Homœopathic Links 2018; 31(04): 221-222
DOI: 10.1055/s-0039-1677673
Thieme Medical and Scientific Publishers Private Ltd.

Publication Bias—A Threat to Scientific Validity

Bindu Sharma
1  Scientist-IV, Central Council for Research in Homoeopathy, under Ministry of AYUSH, New Delhi, India
› Author Affiliations
Further Information

Publication History

Publication Date:
26 February 2019 (online)

The term ‘publication bias’ was first used by statistician Theodore Sterling in 1959 to refer to fields in which ‘successful’ research is more likely to be published. It is a type of bias that occurs in published academic research wherein it is systematically unrepresentative of the population of completed studies. As a result, the literature of such a field results in drawing false conclusions.[1] Publication bias is sometimes called the ‘file drawer effect’ which says that results not supporting the hypotheses of researchers often go into the file drawers, leading to a bias in published research.[2] The term was coined by Rosenthal in 1979.[3]

Publication bias is a potential threat in all areas of research, including qualitative research, primary quantitative studies, narrative reviews, and quantitative reviews, that is, meta-analysis.[4] The presence of publication bias in the literature has been most extensively studied in biomedical research.[5] [6] [7] Where publication bias is present, published studies are no longer a representative sample of the available evidence. This bias distorts the results of meta-analyses and systematic reviews as evidence-based medicine is increasingly reliant on meta-analysis to assess evidence.[8]

It has come to prominence in recent years largely with the introduction and widespread adoption of the use of systematic review and meta-analytic methods to summarise research. As the methods of reviewing have become more scientific, systematic and quantitative, it is possible to empirically demonstrate the existence of publication bias and to quantify its impact.[4]

Publication bias occurs when the publication of research results depends not just on the quality of the research but also on the hypothesis tested, and the significance and direction of effects detected.[9] Publishing only results that show a significant finding disturbs the balance of findings. In some cases, it may foster adverse consequences, when an ineffective or dangerous treatment is falsely viewed as safe and effective.[4] The most common reason for publication biasness is nonpublication of results that do not wave off the null hypothesis assuming it to be a mistake, failure to support a known finding, loss of interest in the topic or anticipation that others will be uninterested in the null results.[10] Studies with positive results are more likely to make it to the journals and thus found to be published faster than the studies with negative results. Thus any meta-analysis or literature review based on the published data will be biased. Studies with significant results have a shorter median time to publication (4–7 years) whereas those with nonsignificant results have a median time of 8 years. Positive-result bias occurs when authors are more likely to submit, or editors are more likely to accept, positive results than negative or inconclusive results.[11] Studies with significant results have a shorter outcome. Reporting bias occurs when multiple outcomes are measured and analysed, but the reporting of these outcomes is dependent on the strength and direction of its results. A generic term coined to describe these post hoc choices is HARKing (‘Hypothesising After the Results are Known’).[12]

Publication bias matters because literature reviews regarding support for a hypothesis can be biased if the original literature is contaminated by publication bias. When the research that is readily available differs in its results from the results of all the research that has been done in an area, readers and reviewers of that research are in danger of drawing the wrong conclusion about what that body of research shows.[4]

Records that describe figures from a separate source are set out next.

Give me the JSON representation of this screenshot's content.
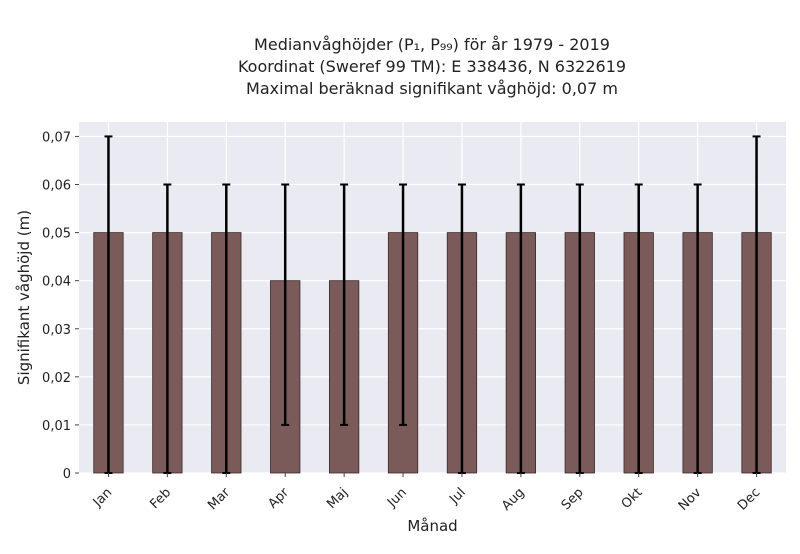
{
  "chart_data": {
    "type": "bar",
    "title_lines": [
      "Medianvåghöjder (P₁, P₉₉) för år 1979 - 2019",
      "Koordinat (Sweref 99 TM): E 338436, N 6322619",
      "Maximal beräknad signifikant våghöjd: 0,07 m"
    ],
    "xlabel": "Månad",
    "ylabel": "Signifikant våghöjd (m)",
    "categories": [
      "Jan",
      "Feb",
      "Mar",
      "Apr",
      "Maj",
      "Jun",
      "Jul",
      "Aug",
      "Sep",
      "Okt",
      "Nov",
      "Dec"
    ],
    "values": [
      0.05,
      0.05,
      0.05,
      0.04,
      0.04,
      0.05,
      0.05,
      0.05,
      0.05,
      0.05,
      0.05,
      0.05
    ],
    "err_low": [
      0,
      0,
      0,
      0.01,
      0.01,
      0.01,
      0,
      0,
      0,
      0,
      0,
      0
    ],
    "err_high": [
      0.07,
      0.06,
      0.06,
      0.06,
      0.06,
      0.06,
      0.06,
      0.06,
      0.06,
      0.06,
      0.06,
      0.07
    ],
    "ylim": [
      0,
      0.073
    ],
    "yticks": [
      0,
      0.01,
      0.02,
      0.03,
      0.04,
      0.05,
      0.06,
      0.07
    ],
    "ytick_labels": [
      "0",
      "0,01",
      "0,02",
      "0,03",
      "0,04",
      "0,05",
      "0,06",
      "0,07"
    ],
    "grid": true,
    "colors": {
      "bar": "#7b5a5a",
      "bar_edge": "#3a2a2a",
      "plot_bg": "#eaeaf2",
      "error": "#000000"
    }
  }
}
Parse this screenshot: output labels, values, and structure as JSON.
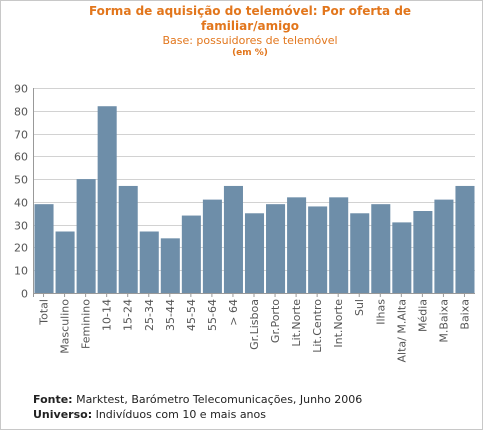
{
  "title": "Forma de aquisição do telemóvel: Por oferta de familiar/amigo",
  "subtitle": "Base: possuidores de telemóvel",
  "unit": "(em %)",
  "footer": {
    "source_label": "Fonte:",
    "source_text": "Marktest, Barómetro Telecomunicações, Junho 2006",
    "universe_label": "Universo:",
    "universe_text": "Indivíduos com 10 e mais anos"
  },
  "colors": {
    "title": "#e2761c",
    "bar": "#6e8ea9",
    "grid": "#d2d2d2"
  },
  "chart_data": {
    "type": "bar",
    "categories": [
      "Total",
      "Masculino",
      "Feminino",
      "10-14",
      "15-24",
      "25-34",
      "35-44",
      "45-54",
      "55-64",
      "> 64",
      "Gr.Lisboa",
      "Gr.Porto",
      "Lit.Norte",
      "Lit.Centro",
      "Int.Norte",
      "Sul",
      "Ilhas",
      "Alta/ M.Alta",
      "Média",
      "M.Baixa",
      "Baixa"
    ],
    "values": [
      39,
      27,
      50,
      82,
      47,
      27,
      24,
      34,
      41,
      47,
      35,
      39,
      42,
      38,
      42,
      35,
      39,
      31,
      36,
      41,
      47
    ],
    "ylim": [
      0,
      90
    ],
    "yticks": [
      0,
      10,
      20,
      30,
      40,
      50,
      60,
      70,
      80,
      90
    ],
    "grid": true,
    "legend": "none"
  }
}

There are number of proposed strategies to detect and control publication bias.[4] Some journals ask for a preregistration of the study prior to collection of data and analysis to spot redundant publication and challenge nonpublication and highlight selective reporting and post hoc analysis. Other strategies include maintaining trial registers and linking protocols with publications, P-curve analysis[13] and disfavouring small and nonrandomised studies because of their demonstrated high susceptibility to error and bias.[10]

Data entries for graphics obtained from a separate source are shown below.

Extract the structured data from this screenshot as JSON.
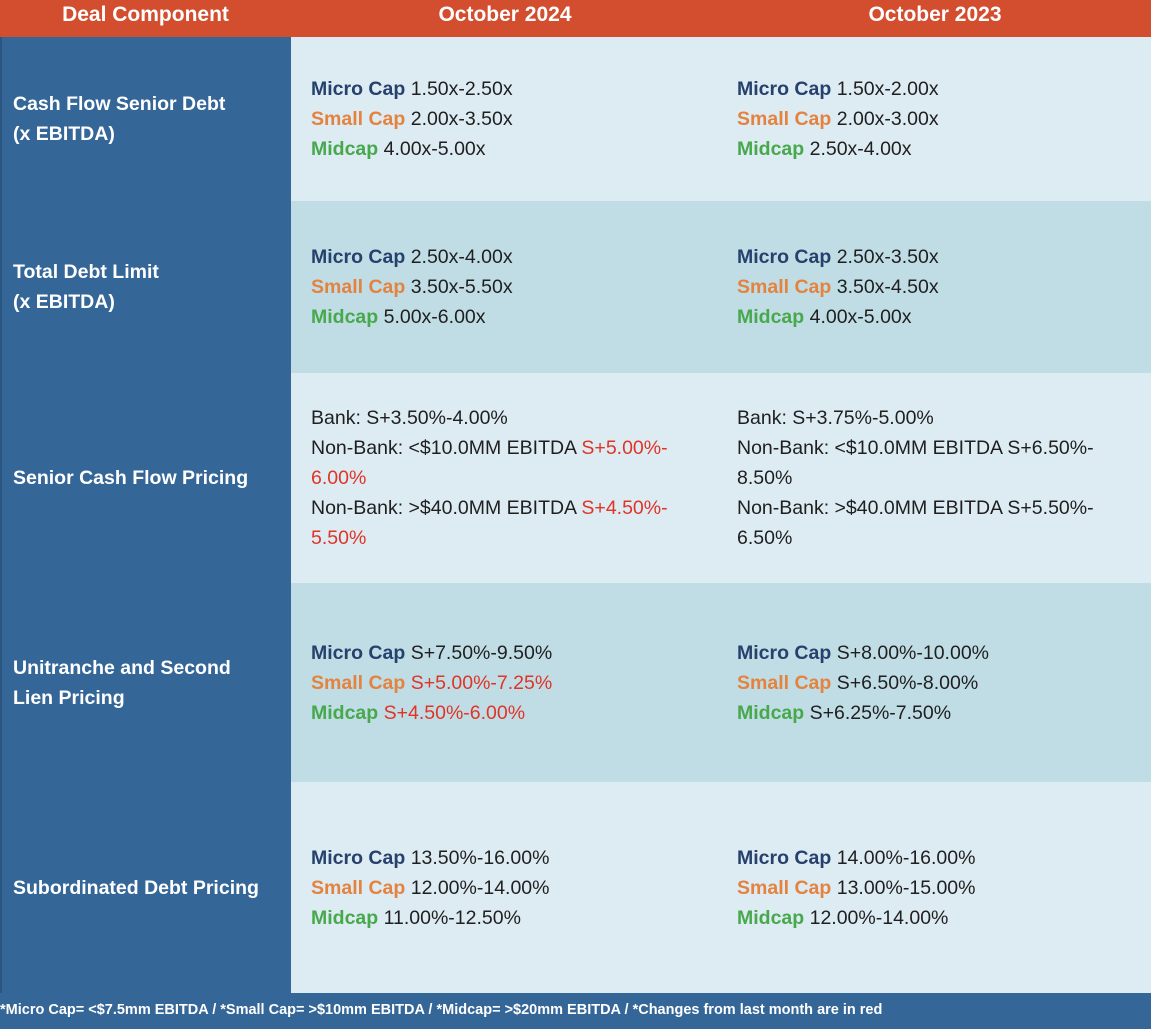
{
  "header": {
    "col1": "Deal Component",
    "col2": "October 2024",
    "col3": "October 2023"
  },
  "tiers": {
    "micro": "Micro Cap",
    "small": "Small Cap",
    "mid": "Midcap"
  },
  "rows": {
    "r1": {
      "label1": "Cash Flow Senior Debt",
      "label2": "(x EBITDA)",
      "oct2024": {
        "micro": "1.50x-2.50x",
        "small": "2.00x-3.50x",
        "mid": "4.00x-5.00x"
      },
      "oct2023": {
        "micro": "1.50x-2.00x",
        "small": "2.00x-3.00x",
        "mid": "2.50x-4.00x"
      }
    },
    "r2": {
      "label1": "Total Debt Limit",
      "label2": "(x EBITDA)",
      "oct2024": {
        "micro": "2.50x-4.00x",
        "small": "3.50x-5.50x",
        "mid": "5.00x-6.00x"
      },
      "oct2023": {
        "micro": "2.50x-3.50x",
        "small": "3.50x-4.50x",
        "mid": "4.00x-5.00x"
      }
    },
    "r3": {
      "label1": "Senior Cash Flow Pricing",
      "oct2024": {
        "l1": "Bank: S+3.50%-4.00%",
        "l2a": "Non-Bank:  <$10.0MM EBITDA ",
        "l2b": "S+5.00%-",
        "l3": "6.00%",
        "l4a": "Non-Bank: >$40.0MM EBITDA ",
        "l4b": "S+4.50%-",
        "l5": "5.50%"
      },
      "oct2023": {
        "l1": "Bank: S+3.75%-5.00%",
        "l2": "Non-Bank: <$10.0MM EBITDA S+6.50%-",
        "l3": "8.50%",
        "l4": "Non-Bank: >$40.0MM EBITDA S+5.50%-",
        "l5": "6.50%"
      }
    },
    "r4": {
      "label1": "Unitranche and Second",
      "label2": "Lien Pricing",
      "oct2024": {
        "micro": "S+7.50%-9.50%",
        "small": "S+5.00%-7.25%",
        "mid": "S+4.50%-6.00%"
      },
      "oct2023": {
        "micro": "S+8.00%-10.00%",
        "small": "S+6.50%-8.00%",
        "mid": "S+6.25%-7.50%"
      }
    },
    "r5": {
      "label1": "Subordinated Debt Pricing",
      "oct2024": {
        "micro": "13.50%-16.00%",
        "small": "12.00%-14.00%",
        "mid": "11.00%-12.50%"
      },
      "oct2023": {
        "micro": "14.00%-16.00%",
        "small": "13.00%-15.00%",
        "mid": "12.00%-14.00%"
      }
    }
  },
  "footer": "*Micro Cap= <$7.5mm EBITDA / *Small Cap= >$10mm EBITDA / *Midcap= >$20mm EBITDA / *Changes from last month are in red",
  "colors": {
    "header_bg": "#d24e2e",
    "sidebar_bg": "#346698",
    "micro": "#27416d",
    "small": "#e4833f",
    "mid": "#47a84c",
    "change": "#e03426"
  }
}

Publication bias can be contained through better powered studies, enhanced research standards and careful consideration of true and untrue relationships.[14] Better powered studies refer to large studies that deliver definitive results or test major concepts and lead to low-bias meta-analysis. Enhanced research standards such as the preregistration of protocols, the registration of data collections and adherence to established protocols are other techniques. To avoid false-positive results, the experimenter must consider the chances that they are testing a true or untrue relationship. This can be undertaken by properly assessing the false-positive report probability based on the statistical power of the test[15] and reconfirming (whenever ethically acceptable) established findings of prior studies known to have minimal bias.